Sometimes there is total "rooming-in" with demand breastfeeding of the infant, sometimes not, depending upon the facility. It is important to check out specific institutional protocols. There is usually limited room-space... and sometimes the rooms are fully occupied and choices must be made as to transfer to a regular hospital care facility or to return home and complete the birth there.
There may be fewer choices in birth plan arrangements and stricter protocols regarding potential problems, making transport less of a choice for the parents and more of a responsibility of the institution. In an emergency situation, there are usually standing arrangements for transfer to a hospital setting.
Emergency Transporting For Out-of-Hospital Births (Home Birth and Free-Standing Birth Center):
Keep in mind!!... that even with the best equipped and staffed hospitals, if an emergency arises it still takes approximately 30 minutes to set up and prepare an operating/delivery room for an emergency birth and gather necessary personnel to do the procedures. This is regardless of if you are in the hospital already or in transit to a hospital. So a wise rule of thumb... if you are planning on transporting an emergency situation, call first and let them know so that they can be prepping for your arrival. Many of us do not live further than 30 minutes from a medical facility.
Also keep in mind that not all medical facilities are equipped to handle all types of emergencies. Small community hospitals may not have 24 hour on-staff people available or have the equipment that may be necessary for the required procedure. In this instance, transport may be necessary to a large urban medical center either by ambulance or med-flight arrangements.
If you need to call for medical transport, here is a listing of Emergency Medical Service (EMS) Protocols for our specific region in Massachusetts. These will explain exactly what the EMS can and cannot do while in transit to a medical facility.
HOSPITAL - MEDICAL CENTER:
The hospital may or may not be a full care facility (public or private) that is equipped to handle all aspects of childbirth and any possible emergencies. Check out your hospital before you have to go there for care. Find out what they can and cannot provide. Many of the smaller community hospitals are no more equipped than many office practices or homebirth midwives (we seriously can carry a lot of supplies and equipment to a birth!).
Check to see if they have a 24 hour emergency surgical team on site for those emergencies that come in requiring immediate care. If they don't, they may not be able to put together a surgical team right away if you should need one. Also find out what situations they may "med-flight" out and where they send these cases to and the facility they are flying into.

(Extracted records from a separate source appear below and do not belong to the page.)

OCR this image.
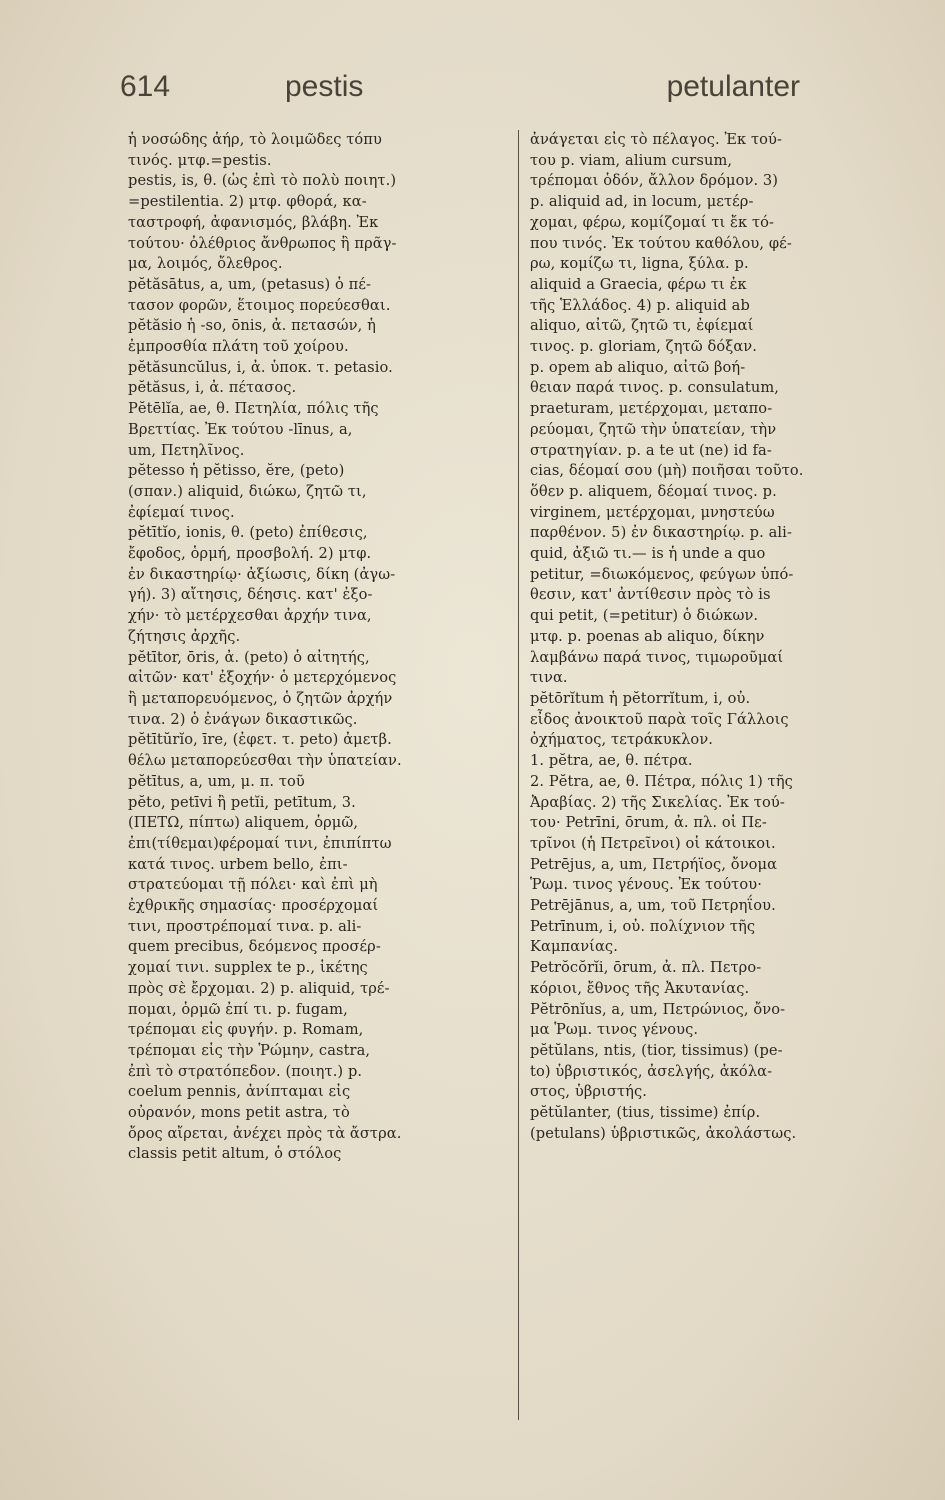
614	pestis	petulanter
ἡ νοσώδης ἀήρ, τὸ λοιμῶδες τόπυ
τινός. μτφ.=pestis.
pestis, is, θ. (ὡς ἐπὶ τὸ πολὺ ποιητ.)
=pestilentia. 2) μτφ. φθορά, κα-
ταστροφή, ἀφανισμός, βλάβη. Ἐκ
τούτου· ὀλέθριος ἄνθρωπος ἢ πρᾶγ-
μα, λοιμός, ὄλεθρος.
pĕtăsātus, a, um, (petasus) ὁ πέ-
τασον φορῶν, ἕτοιμος πορεύεσθαι.
pĕtăsio ἡ -so, ōnis, ἀ. πετασών, ἡ
ἐμπροσθία πλάτη τοῦ χοίρου.
pĕtăsuncŭlus, i, ἀ. ὑποκ. τ. petasio.
pĕtăsus, i, ἀ. πέτασος.
Pĕtēlĭa, ae, θ. Πετηλία, πόλις τῆς
Βρεττίας. Ἐκ τούτου -līnus, a,
um, Πετηλῖνος.
pĕtesso ἡ pĕtisso, ĕre, (peto)
(σπαν.) aliquid, διώκω, ζητῶ τι,
ἐφίεμαί τινος.
pĕtītĭo, ionis, θ. (peto) ἐπίθεσις,
ἔφοδος, ὁρμή, προσβολή. 2) μτφ.
ἐν δικαστηρίῳ· ἀξίωσις, δίκη (ἀγω-
γή). 3) αἴτησις, δέησις. κατ' ἐξο-
χήν· τὸ μετέρχεσθαι ἀρχήν τινα,
ζήτησις ἀρχῆς.
pĕtītor, ōris, ἀ. (peto) ὁ αἰτητής,
αἰτῶν· κατ' ἐξοχήν· ὁ μετερχόμενος
ἢ μεταπορευόμενος, ὁ ζητῶν ἀρχήν
τινα. 2) ὁ ἐνάγων δικαστικῶς.
pĕtītŭrĭo, īre, (ἐφετ. τ. peto) ἀμετβ.
θέλω μεταπορεύεσθαι τὴν ὑπατείαν.
pĕtītus, a, um, μ. π. τοῦ
pĕto, petīvi ἢ petĭi, petītum, 3.
(ΠΕΤΩ, πίπτω) aliquem, ὁρμῶ,
ἐπι(τίθεμαι)φέρομαί τινι, ἐπιπίπτω
κατά τινος. urbem bello, ἐπι-
στρατεύομαι τῇ πόλει· καὶ ἐπὶ μὴ
ἐχθρικῆς σημασίας· προσέρχομαί
τινι, προστρέπομαί τινα. p. ali-
quem precibus, δεόμενος προσέρ-
χομαί τινι. supplex te p., ἱκέτης
πρὸς σὲ ἔρχομαι. 2) p. aliquid, τρέ-
πομαι, ὁρμῶ ἐπί τι. p. fugam,
τρέπομαι εἰς φυγήν. p. Romam,
τρέπομαι εἰς τὴν Ῥώμην, castra,
ἐπὶ τὸ στρατόπεδον. (ποιητ.) p.
coelum pennis, ἀνίπταμαι εἰς
οὐρανόν, mons petit astra, τὸ
ὄρος αἴρεται, ἀνέχει πρὸς τὰ ἄστρα.
classis petit altum, ὁ στόλος
ἀνάγεται εἰς τὸ πέλαγος. Ἐκ τού-
του p. viam, alium cursum,
τρέπομαι ὁδόν, ἄλλον δρόμον. 3)
p. aliquid ad, in locum, μετέρ-
χομαι, φέρω, κομίζομαί τι ἔκ τό-
που τινός. Ἐκ τούτου καθόλου, φέ-
ρω, κομίζω τι, ligna, ξύλα. p.
aliquid a Graecia, φέρω τι ἐκ
τῆς Ἑλλάδος. 4) p. aliquid ab
aliquo, αἰτῶ, ζητῶ τι, ἐφίεμαί
τινος. p. gloriam, ζητῶ δόξαν.
p. opem ab aliquo, αἰτῶ βοή-
θειαν παρά τινος. p. consulatum,
praeturam, μετέρχομαι, μεταπο-
ρεύομαι, ζητῶ τὴν ὑπατείαν, τὴν
στρατηγίαν. p. a te ut (ne) id fa-
cias, δέομαί σου (μὴ) ποιῆσαι τοῦτο.
ὅθεν p. aliquem, δέομαί τινος. p.
virginem, μετέρχομαι, μνηστεύω
παρθένον. 5) ἐν δικαστηρίῳ. p. ali-
quid, ἀξιῶ τι.— is ἡ unde a quo
petitur, =διωκόμενος, φεύγων ὑπό-
θεσιν, κατ' ἀντίθεσιν πρὸς τὸ is
qui petit, (=petitur) ὁ διώκων.
μτφ. p. poenas ab aliquo, δίκην
λαμβάνω παρά τινος, τιμωροῦμαί
τινα.
pĕtōrĭtum ἡ pĕtorrĭtum, i, οὐ.
εἶδος ἀνοικτοῦ παρὰ τοῖς Γάλλοις
ὀχήματος, τετράκυκλον.
1. pĕtra, ae, θ. πέτρα.
2. Pĕtra, ae, θ. Πέτρα, πόλις 1) τῆς
Ἀραβίας. 2) τῆς Σικελίας. Ἐκ τού-
του· Petrīni, ōrum, ἀ. πλ. οἱ Πε-
τρῖνοι (ἡ Πετρεῖνοι) οἱ κάτοικοι.
Petrējus, a, um, Πετρήϊος, ὄνομα
Ῥωμ. τινος γένους. Ἐκ τούτου·
Petrējānus, a, um, τοῦ Πετρηΐου.
Petrīnum, i, οὐ. πολίχνιον τῆς
Καμπανίας.
Petrŏcŏrĭi, ōrum, ἀ. πλ. Πετρο-
κόριοι, ἔθνος τῆς Ἀκυτανίας.
Pĕtrōnĭus, a, um, Πετρώνιος, ὄνο-
μα Ῥωμ. τινος γένους.
pĕtŭlans, ntis, (tior, tissimus) (pe-
to) ὑβριστικός, ἀσελγής, ἀκόλα-
στος, ὑβριστής.
pĕtŭlanter, (tius, tissime) ἐπίρ.
(petulans) ὑβριστικῶς, ἀκολάστως.
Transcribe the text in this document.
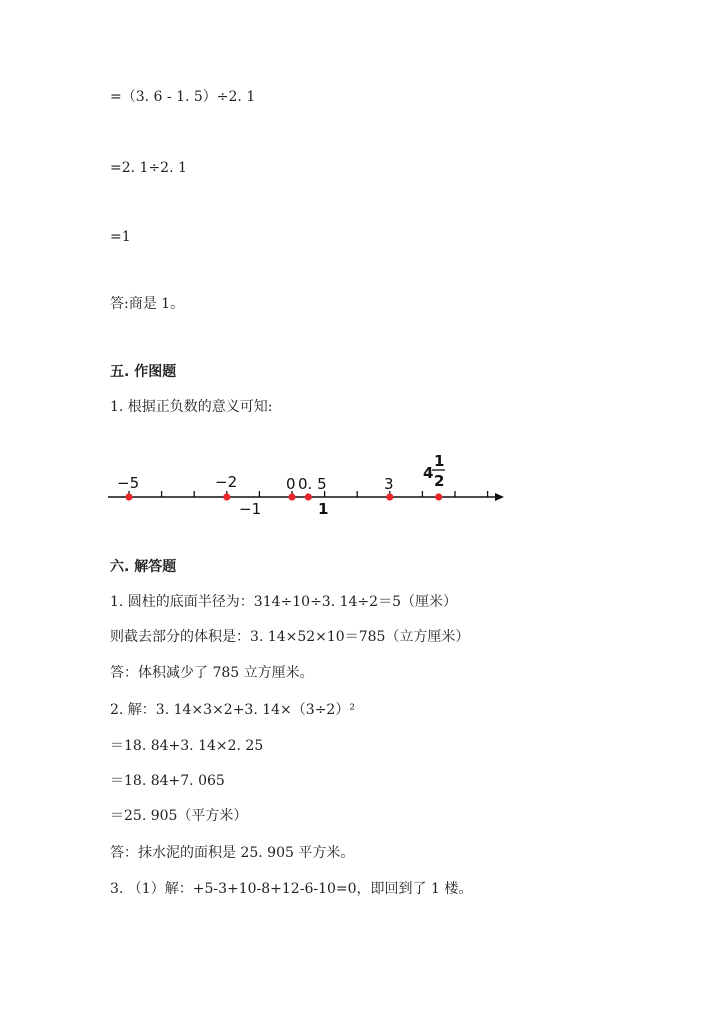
=（3. 6 - 1. 5）÷2. 1
=2. 1÷2. 1
=1
答:商是 1。
五. 作图题
1. 根据正负数的意义可知:
−5	−2	0 0. 5	3
−1	1
4
1
2
六. 解答题
1. 圆柱的底面半径为：314÷10÷3. 14÷2＝5（厘米）
则截去部分的体积是：3. 14×52×10＝785（立方厘米）
答：体积减少了 785 立方厘米。
2. 解：3. 14×3×2+3. 14×（3÷2）²
＝18. 84+3. 14×2. 25
＝18. 84+7. 065
＝25. 905（平方米）
答：抹水泥的面积是 25. 905 平方米。
3. （1）解：+5-3+10-8+12-6-10=0，即回到了 1 楼。
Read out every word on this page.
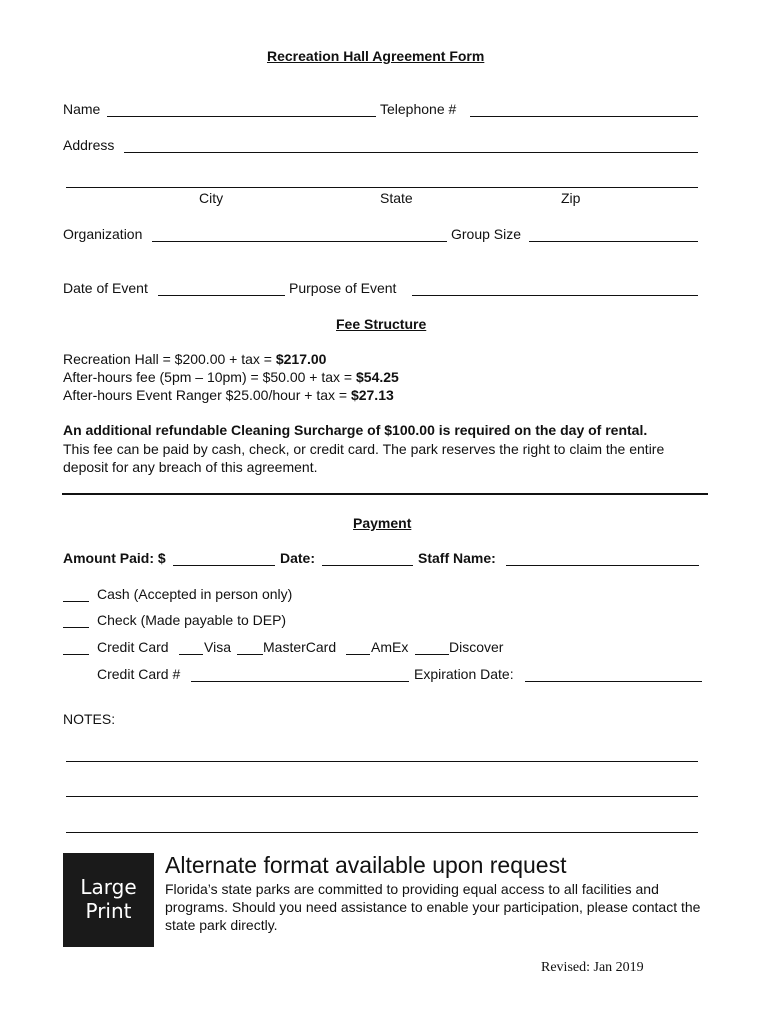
Recreation Hall Agreement Form
Name	Telephone #
Address
City	State	Zip
Organization	Group Size
Date of Event	Purpose of Event
Fee Structure
Recreation Hall = $200.00 + tax = $217.00
After-hours fee (5pm – 10pm) = $50.00 + tax = $54.25
After-hours Event Ranger $25.00/hour + tax = $27.13
An additional refundable Cleaning Surcharge of $100.00 is required on the day of rental.
This fee can be paid by cash, check, or credit card. The park reserves the right to claim the entire deposit for any breach of this agreement.
Payment
Amount Paid: $	Date:	Staff Name:
Cash (Accepted in person only)
Check (Made payable to DEP)
Credit Card	Visa MasterCard AmEx	Discover
Credit Card #	Expiration Date:
NOTES:
Large
Print
Alternate format available upon request
Florida’s state parks are committed to providing equal access to all facilities and programs. Should you need assistance to enable your participation, please contact the state park directly.
Revised: Jan 2019
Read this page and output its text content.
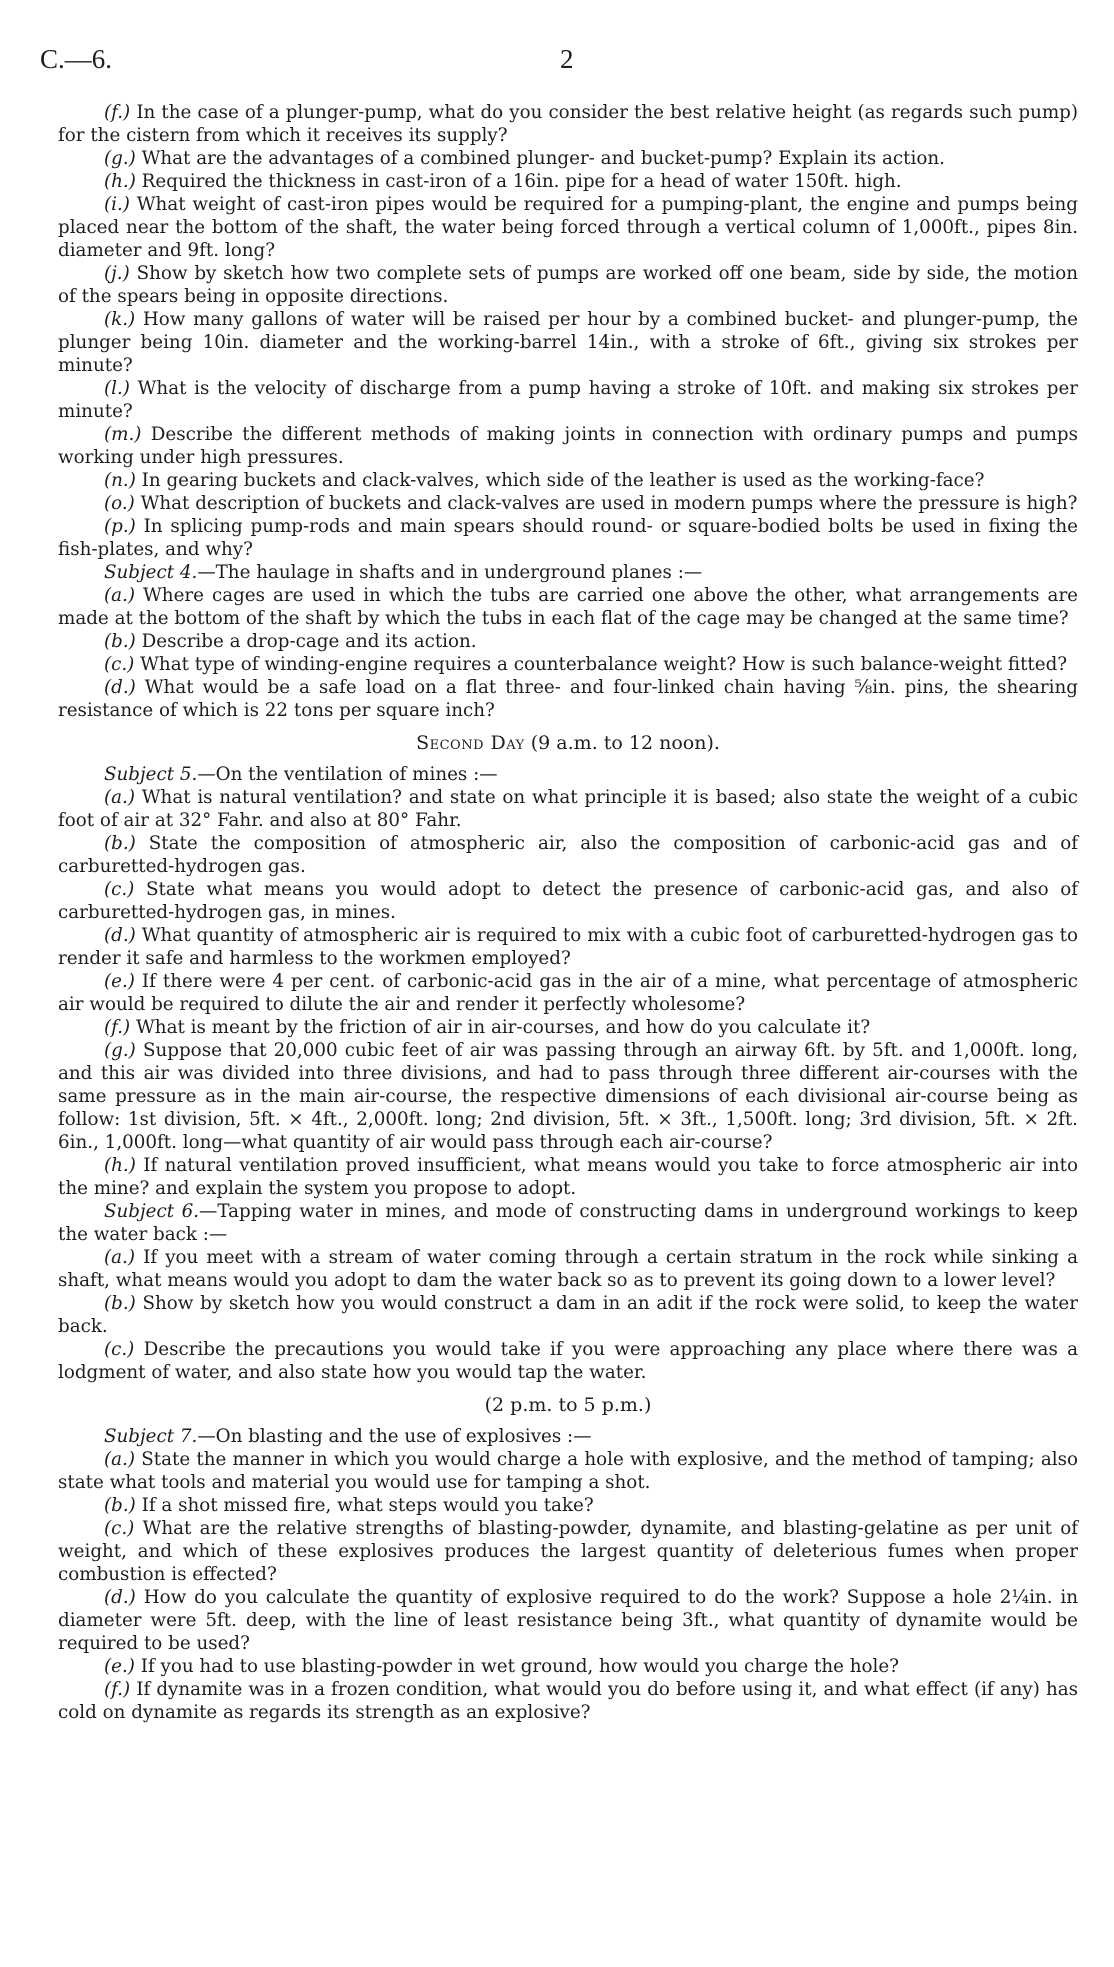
C.—6.	2

(f.) In the case of a plunger-pump, what do you consider the best relative height (as regards such pump) for the cistern from which it receives its supply?

(g.) What are the advantages of a combined plunger- and bucket-pump? Explain its action.

(h.) Required the thickness in cast-iron of a 16in. pipe for a head of water 150ft. high.

(i.) What weight of cast-iron pipes would be required for a pumping-plant, the engine and pumps being placed near the bottom of the shaft, the water being forced through a vertical column of 1,000ft., pipes 8in. diameter and 9ft. long?

(j.) Show by sketch how two complete sets of pumps are worked off one beam, side by side, the motion of the spears being in opposite directions.

(k.) How many gallons of water will be raised per hour by a combined bucket- and plunger-pump, the plunger being 10in. diameter and the working-barrel 14in., with a stroke of 6ft., giving six strokes per minute?

(l.) What is the velocity of discharge from a pump having a stroke of 10ft. and making six strokes per minute?

(m.) Describe the different methods of making joints in connection with ordinary pumps and pumps working under high pressures.

(n.) In gearing buckets and clack-valves, which side of the leather is used as the working-face?

(o.) What description of buckets and clack-valves are used in modern pumps where the pressure is high?

(p.) In splicing pump-rods and main spears should round- or square-bodied bolts be used in fixing the fish-plates, and why?

Subject 4.—The haulage in shafts and in underground planes :—

(a.) Where cages are used in which the tubs are carried one above the other, what arrangements are made at the bottom of the shaft by which the tubs in each flat of the cage may be changed at the same time?

(b.) Describe a drop-cage and its action.

(c.) What type of winding-engine requires a counterbalance weight? How is such balance-weight fitted?

(d.) What would be a safe load on a flat three- and four-linked chain having ⅝in. pins, the shearing resistance of which is 22 tons per square inch?

Second Day (9 a.m. to 12 noon).

Subject 5.—On the ventilation of mines :—

(a.) What is natural ventilation? and state on what principle it is based; also state the weight of a cubic foot of air at 32° Fahr. and also at 80° Fahr.

(b.) State the composition of atmospheric air, also the composition of carbonic-acid gas and of carburetted-hydrogen gas.

(c.) State what means you would adopt to detect the presence of carbonic-acid gas, and also of carburetted-hydrogen gas, in mines.

(d.) What quantity of atmospheric air is required to mix with a cubic foot of carburetted-hydrogen gas to render it safe and harmless to the workmen employed?

(e.) If there were 4 per cent. of carbonic-acid gas in the air of a mine, what percentage of atmospheric air would be required to dilute the air and render it perfectly wholesome?

(f.) What is meant by the friction of air in air-courses, and how do you calculate it?

(g.) Suppose that 20,000 cubic feet of air was passing through an airway 6ft. by 5ft. and 1,000ft. long, and this air was divided into three divisions, and had to pass through three different air-courses with the same pressure as in the main air-course, the respective dimensions of each divisional air-course being as follow: 1st division, 5ft. × 4ft., 2,000ft. long; 2nd division, 5ft. × 3ft., 1,500ft. long; 3rd division, 5ft. × 2ft. 6in., 1,000ft. long—what quantity of air would pass through each air-course?

(h.) If natural ventilation proved insufficient, what means would you take to force atmospheric air into the mine? and explain the system you propose to adopt.

Subject 6.—Tapping water in mines, and mode of constructing dams in underground workings to keep the water back :—

(a.) If you meet with a stream of water coming through a certain stratum in the rock while sinking a shaft, what means would you adopt to dam the water back so as to prevent its going down to a lower level?

(b.) Show by sketch how you would construct a dam in an adit if the rock were solid, to keep the water back.

(c.) Describe the precautions you would take if you were approaching any place where there was a lodgment of water, and also state how you would tap the water.

(2 p.m. to 5 p.m.)

Subject 7.—On blasting and the use of explosives :—

(a.) State the manner in which you would charge a hole with explosive, and the method of tamping; also state what tools and material you would use for tamping a shot.

(b.) If a shot missed fire, what steps would you take?

(c.) What are the relative strengths of blasting-powder, dynamite, and blasting-gelatine as per unit of weight, and which of these explosives produces the largest quantity of deleterious fumes when proper combustion is effected?

(d.) How do you calculate the quantity of explosive required to do the work? Suppose a hole 2¼in. in diameter were 5ft. deep, with the line of least resistance being 3ft., what quantity of dynamite would be required to be used?

(e.) If you had to use blasting-powder in wet ground, how would you charge the hole?

(f.) If dynamite was in a frozen condition, what would you do before using it, and what effect (if any) has cold on dynamite as regards its strength as an explosive?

Also ask about what their policies are before you check into the hospital. Ask about your care and options open to you. Ask about the various care providers that will be assisting you and what you should expect. Ask about what their protocols are for your various concerns, such as time restraints and monitoring devices as well as numerous other things.
It is always wise to have a birth plan set up and discussed with your health care provider or midwife prior to your birth. In emergency situations, your birth plan may not be followed or may have to be changed for the particular situation.